This report summarizes the findings of an analysis on employee attrition and monthly income prediction. The analysis focuses on the following topics:
During the Exploratory Data Analysis phase of our investigation, we determined there were several issues with the noise of the provided dataset. There were far more employees which had not experienced Attrition than those who had. This fact grievously affected our sensitivity and specificity rates, and yielded poorer models overall.
To deal with the unbalanced Attrition responses, we have used stratified sampling to create a more balanced dataset for model training. The stratified sampling ensures that we have a more equal representation of both “Yes” and “No” Attrition responses in our training data. This helps to improve the model’s performance when dealing with an unbalanced dataset.
Although it was difficult to see visually, we were able to rely on an external package called Infotheo, which we used to perform a Mutual Information assessment on columns and their relationship with Attrition. This Mutual Information checks for shared sets, and compares the difference between joint distributions and marginal distributions for each column when compared with Attrition.
Based on this analysis, we were able to determine the first several factors were:
MonthlyRate
MonthlyIncome
DailyRate
HourlyRate
Age
TotalWorkingYears
Overtime
Since several of these broke into Pay Rates, we determined to label this group as Pay Rates, and consider our top 3 factors to determine Attrition:
Monthly Income
Pay Rate
Age
# create a training dataset and testing dataset
trainIndex <- createDataPartition(employee_data$Attrition, p = 0.7, list = FALSE)
training_set <- data[trainIndex, ]
test_set <- data[-trainIndex, ]
# calculate mutual information for each predictor variable
mi <- apply(training_set[, -which(names(training_set) == "Attrition")], 2, function(x) infotheo::mutinformation(x, training_set$Attrition))

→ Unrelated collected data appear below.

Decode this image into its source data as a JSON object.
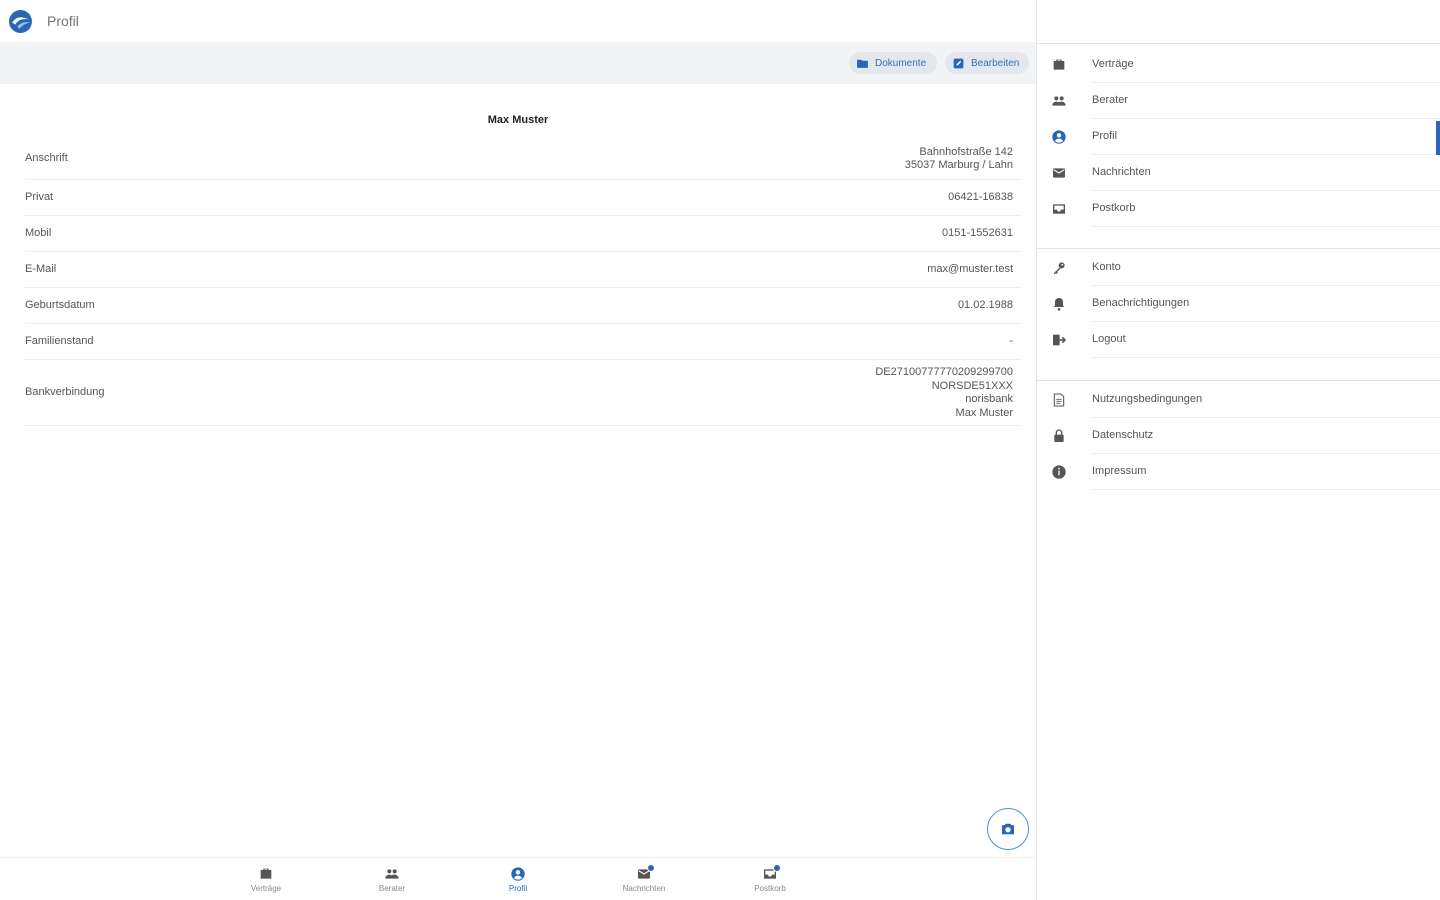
{
  "header": {
    "title": "Profil"
  },
  "actions": {
    "documents_label": "Dokumente",
    "edit_label": "Bearbeiten"
  },
  "profile": {
    "name": "Max Muster",
    "fields": [
      {
        "label": "Anschrift",
        "value_lines": [
          "Bahnhofstraße 142",
          "35037 Marburg / Lahn"
        ]
      },
      {
        "label": "Privat",
        "value_lines": [
          "06421-16838"
        ]
      },
      {
        "label": "Mobil",
        "value_lines": [
          "0151-1552631"
        ]
      },
      {
        "label": "E-Mail",
        "value_lines": [
          "max@muster.test"
        ]
      },
      {
        "label": "Geburtsdatum",
        "value_lines": [
          "01.02.1988"
        ]
      },
      {
        "label": "Familienstand",
        "value_lines": [
          "-"
        ]
      },
      {
        "label": "Bankverbindung",
        "value_lines": [
          "DE27100777770209299700",
          "NORSDE51XXX",
          "norisbank",
          "Max Muster"
        ]
      }
    ]
  },
  "bottom_nav": {
    "items": [
      {
        "label": "Verträge",
        "icon": "briefcase-icon",
        "active": false,
        "badge": false
      },
      {
        "label": "Berater",
        "icon": "people-icon",
        "active": false,
        "badge": false
      },
      {
        "label": "Profil",
        "icon": "account-circle-icon",
        "active": true,
        "badge": false
      },
      {
        "label": "Nachrichten",
        "icon": "mail-icon",
        "active": false,
        "badge": true
      },
      {
        "label": "Postkorb",
        "icon": "inbox-icon",
        "active": false,
        "badge": true
      }
    ]
  },
  "drawer": {
    "groups": [
      [
        {
          "label": "Verträge",
          "icon": "briefcase-icon",
          "active": false
        },
        {
          "label": "Berater",
          "icon": "people-icon",
          "active": false
        },
        {
          "label": "Profil",
          "icon": "account-circle-icon",
          "active": true
        },
        {
          "label": "Nachrichten",
          "icon": "mail-icon",
          "active": false
        },
        {
          "label": "Postkorb",
          "icon": "inbox-icon",
          "active": false
        }
      ],
      [
        {
          "label": "Konto",
          "icon": "key-icon",
          "active": false
        },
        {
          "label": "Benachrichtigungen",
          "icon": "bell-icon",
          "active": false
        },
        {
          "label": "Logout",
          "icon": "logout-icon",
          "active": false
        }
      ],
      [
        {
          "label": "Nutzungsbedingungen",
          "icon": "document-icon",
          "active": false
        },
        {
          "label": "Datenschutz",
          "icon": "lock-icon",
          "active": false
        },
        {
          "label": "Impressum",
          "icon": "info-icon",
          "active": false
        }
      ]
    ]
  },
  "colors": {
    "accent": "#2a66b6",
    "icon": "#555555",
    "action_bar": "#f2f3f5"
  }
}
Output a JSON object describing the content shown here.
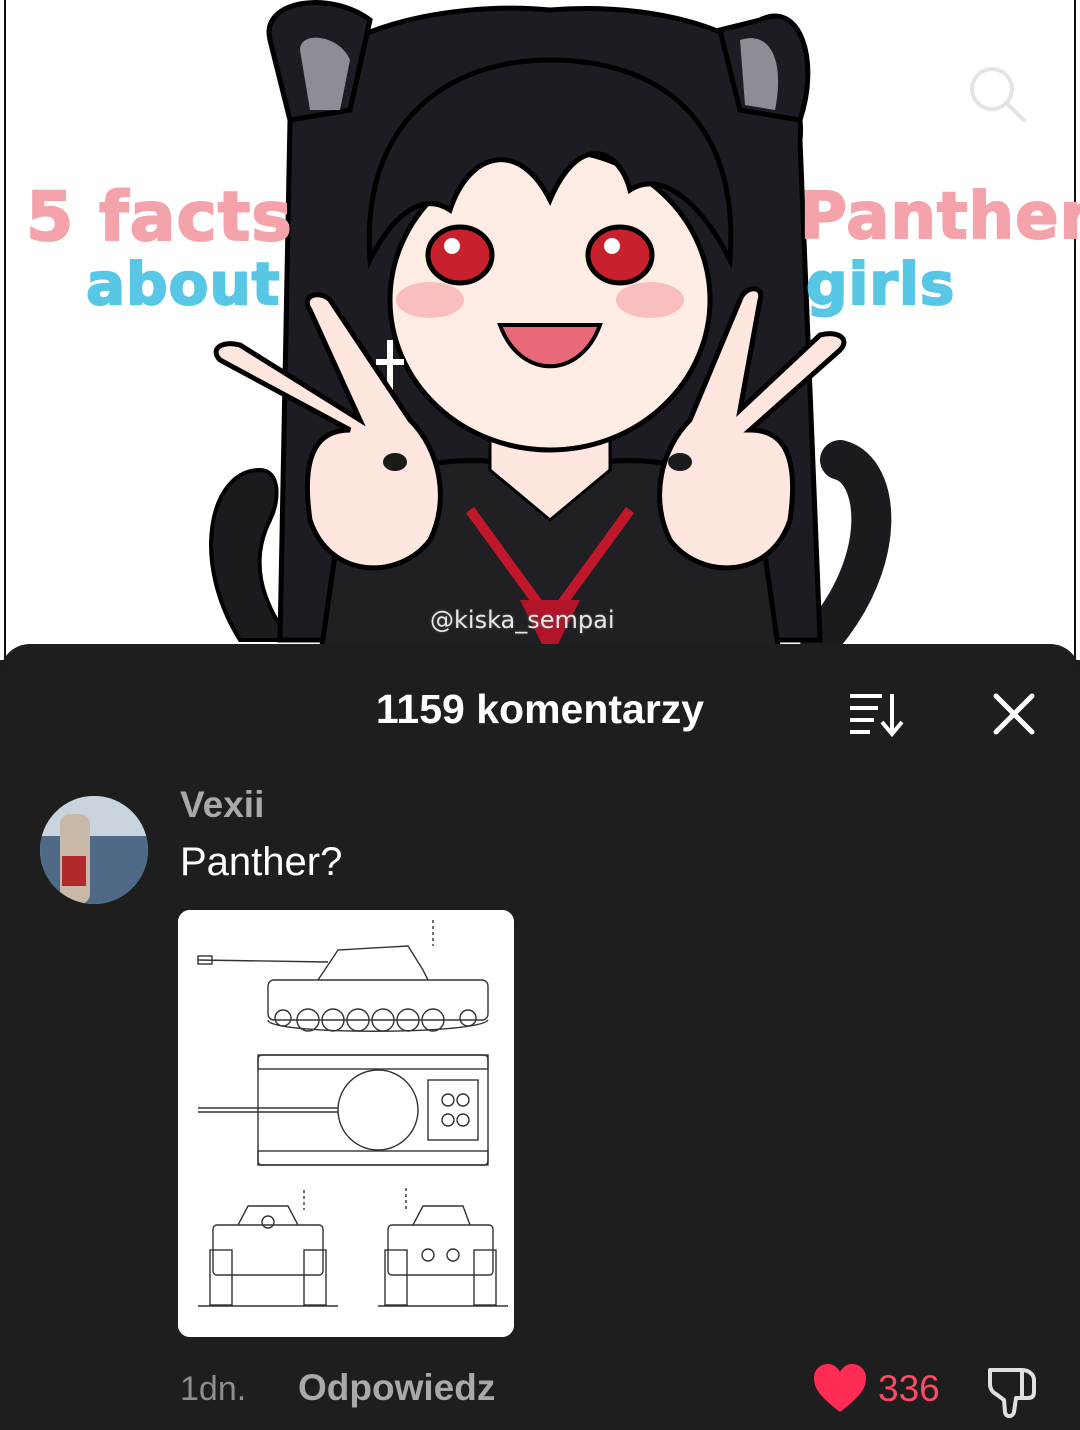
{
  "video": {
    "thumbnail_text": {
      "line1": "5 facts",
      "line2": "about",
      "line3": "Panther",
      "line4": "girls"
    },
    "watermark": "@kiska_sempai",
    "search_icon": "search-icon"
  },
  "comments_sheet": {
    "title": "1159 komentarzy",
    "sort_icon": "sort-icon",
    "close_icon": "close-icon"
  },
  "comment": {
    "username": "Vexii",
    "text": "Panther?",
    "image": "tank-blueprint",
    "timestamp": "1dn.",
    "reply_label": "Odpowiedz",
    "like_count": "336",
    "liked": true,
    "colors": {
      "like": "#fe2c55",
      "like_count": "#fe4a64"
    }
  }
}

sort(mi, decreasing = TRUE)[3:9]
## MonthlyRate MonthlyIncome DailyRate HourlyRate
## 0.43436251 0.42126240 0.37290118 0.07490117
## Age TotalWorkingYears OverTime
## 0.06028086 0.05221793 0.04653895
# select the top three variables based on mutual information -- Top 3: MonthlyRate, MonthlyIncome, DailyRate
top_three_vars <- names(sort(mi, decreasing = TRUE))
top_three_vars[3:9]
## [1] "MonthlyRate" "MonthlyIncome" "DailyRate"

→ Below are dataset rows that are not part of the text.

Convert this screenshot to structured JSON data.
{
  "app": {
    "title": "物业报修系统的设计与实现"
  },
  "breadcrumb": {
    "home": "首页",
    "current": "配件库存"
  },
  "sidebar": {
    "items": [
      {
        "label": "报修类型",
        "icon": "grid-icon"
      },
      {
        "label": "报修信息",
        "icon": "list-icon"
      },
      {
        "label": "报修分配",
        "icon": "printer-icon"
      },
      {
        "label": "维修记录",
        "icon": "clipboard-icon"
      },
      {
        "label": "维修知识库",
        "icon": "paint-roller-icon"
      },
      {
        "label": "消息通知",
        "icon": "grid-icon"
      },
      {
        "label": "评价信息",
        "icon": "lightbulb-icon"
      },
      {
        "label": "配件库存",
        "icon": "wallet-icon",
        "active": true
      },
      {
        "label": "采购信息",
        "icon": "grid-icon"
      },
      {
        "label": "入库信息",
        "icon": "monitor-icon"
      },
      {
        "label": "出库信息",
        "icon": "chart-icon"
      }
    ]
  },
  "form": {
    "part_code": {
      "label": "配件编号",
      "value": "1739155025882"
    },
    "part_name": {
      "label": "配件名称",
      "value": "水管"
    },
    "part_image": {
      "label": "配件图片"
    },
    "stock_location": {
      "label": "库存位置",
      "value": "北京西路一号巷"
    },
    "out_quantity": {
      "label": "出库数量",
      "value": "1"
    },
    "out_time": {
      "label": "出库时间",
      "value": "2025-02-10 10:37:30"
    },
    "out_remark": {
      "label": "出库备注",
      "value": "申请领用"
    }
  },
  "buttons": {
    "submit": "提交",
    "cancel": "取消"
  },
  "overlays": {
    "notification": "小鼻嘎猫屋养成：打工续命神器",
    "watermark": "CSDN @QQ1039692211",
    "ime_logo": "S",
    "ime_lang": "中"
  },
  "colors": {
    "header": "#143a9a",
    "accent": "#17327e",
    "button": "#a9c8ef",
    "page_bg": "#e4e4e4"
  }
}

## [4] "HourlyRate" "Age" "TotalWorkingYears"
## [7] "OverTime"
From here, we wanted to determine the accuracy, specificity and sensitivity for which we could predict an employee’s likely Attrition. These factors would help determine our discrete predictions for future employees.
For the K-Nearest Neighbors approach, we were able to achieve an accuracy of 64%, with a sensitivity of 64.5% and a specificity of 62.9%.

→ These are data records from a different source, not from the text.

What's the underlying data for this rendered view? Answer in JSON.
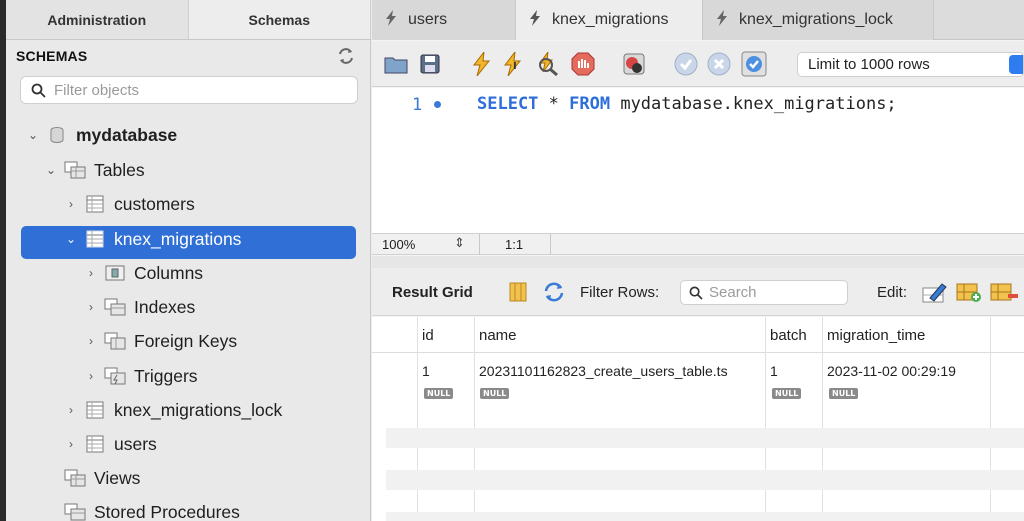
{
  "left_panel": {
    "tabs": [
      "Administration",
      "Schemas"
    ],
    "header": "SCHEMAS",
    "filter_placeholder": "Filter objects",
    "tree": [
      {
        "label": "mydatabase",
        "bold": true
      },
      {
        "label": "Tables"
      },
      {
        "label": "customers"
      },
      {
        "label": "knex_migrations",
        "selected": true
      },
      {
        "label": "Columns"
      },
      {
        "label": "Indexes"
      },
      {
        "label": "Foreign Keys"
      },
      {
        "label": "Triggers"
      },
      {
        "label": "knex_migrations_lock"
      },
      {
        "label": "users"
      },
      {
        "label": "Views"
      },
      {
        "label": "Stored Procedures"
      }
    ]
  },
  "editor_tabs": [
    "users",
    "knex_migrations",
    "knex_migrations_lock"
  ],
  "toolbar": {
    "limit_label": "Limit to 1000 rows",
    "icons": [
      "open-file-icon",
      "save-icon",
      "execute-icon",
      "execute-current-icon",
      "explain-icon",
      "stop-icon",
      "toggle-error-icon",
      "commit-icon",
      "rollback-icon",
      "autocommit-icon"
    ]
  },
  "editor": {
    "line_number": "1",
    "keywords": [
      "SELECT",
      "FROM"
    ],
    "star": " * ",
    "table": " mydatabase.knex_migrations;"
  },
  "status": {
    "zoom": "100%",
    "position": "1:1"
  },
  "result": {
    "label": "Result Grid",
    "filter_label": "Filter Rows:",
    "search_placeholder": "Search",
    "edit_label": "Edit:",
    "columns": [
      "id",
      "name",
      "batch",
      "migration_time"
    ],
    "rows": [
      [
        "1",
        "20231101162823_create_users_table.ts",
        "1",
        "2023-11-02 00:29:19"
      ]
    ],
    "null_label": "NULL"
  },
  "colors": {
    "selection": "#2f6fd6",
    "keyword": "#2d6ed9"
  }
}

training_set <- sample_data
testing_set <- employee_data
prediction_columns <- c("TotalWorkingYears", "DistanceFromHome",
"StockOptionLevel", "NumCompaniesWorked", "YearsAtCompany",
"YearsInCurrentRole", "JobSatisfaction", "TrainingTimesLastYear")
prediction_formula <- as.formula("Attrition~.")
k <- 5
predicted_attrition <- knn(training_set[, prediction_columns],
testing_set[, prediction_columns], training_set$Attrition, k)
confusionMatrix(predicted_attrition, testing_set$Attrition)
## Confusion Matrix and Statistics
##
## Reference
## Prediction No Yes
## No 471 52
## Yes 259 88
##
## Accuracy : 0.6425
## 95% CI : (0.6097, 0.6744)
## No Information Rate : 0.8391
## P-Value [Acc > NIR] : 1
##
## Kappa : 0.1714
##
## Mcnemar's Test P-Value : <2e-16
##
## Sensitivity : 0.6452
## Specificity : 0.6286
## Pos Pred Value : 0.9006
## Neg Pred Value : 0.2536
## Prevalence : 0.8391
## Detection Rate : 0.5414
## Detection Prevalence : 0.6011
## Balanced Accuracy : 0.6369
##
## 'Positive' Class : No
##
Using a Naïve-Bayes approach, we were able to achieve an accuracy of 63%, with a sensitivity of 60.1% and a specificity of 76.4%. However, since the K-Nearest Neighbors approach achieved a higher overall accuracy, we determined to primarily use this one for the remainder of our investigations.
nb_model <- naiveBayes(prediction_formula, data = training_set)
predicted_attrition <- predict(nb_model, newdata = testing_set[,prediction_columns])
# Evaluate the accuracy of the model
confusionMatrix(predicted_attrition, testing_set$Attrition)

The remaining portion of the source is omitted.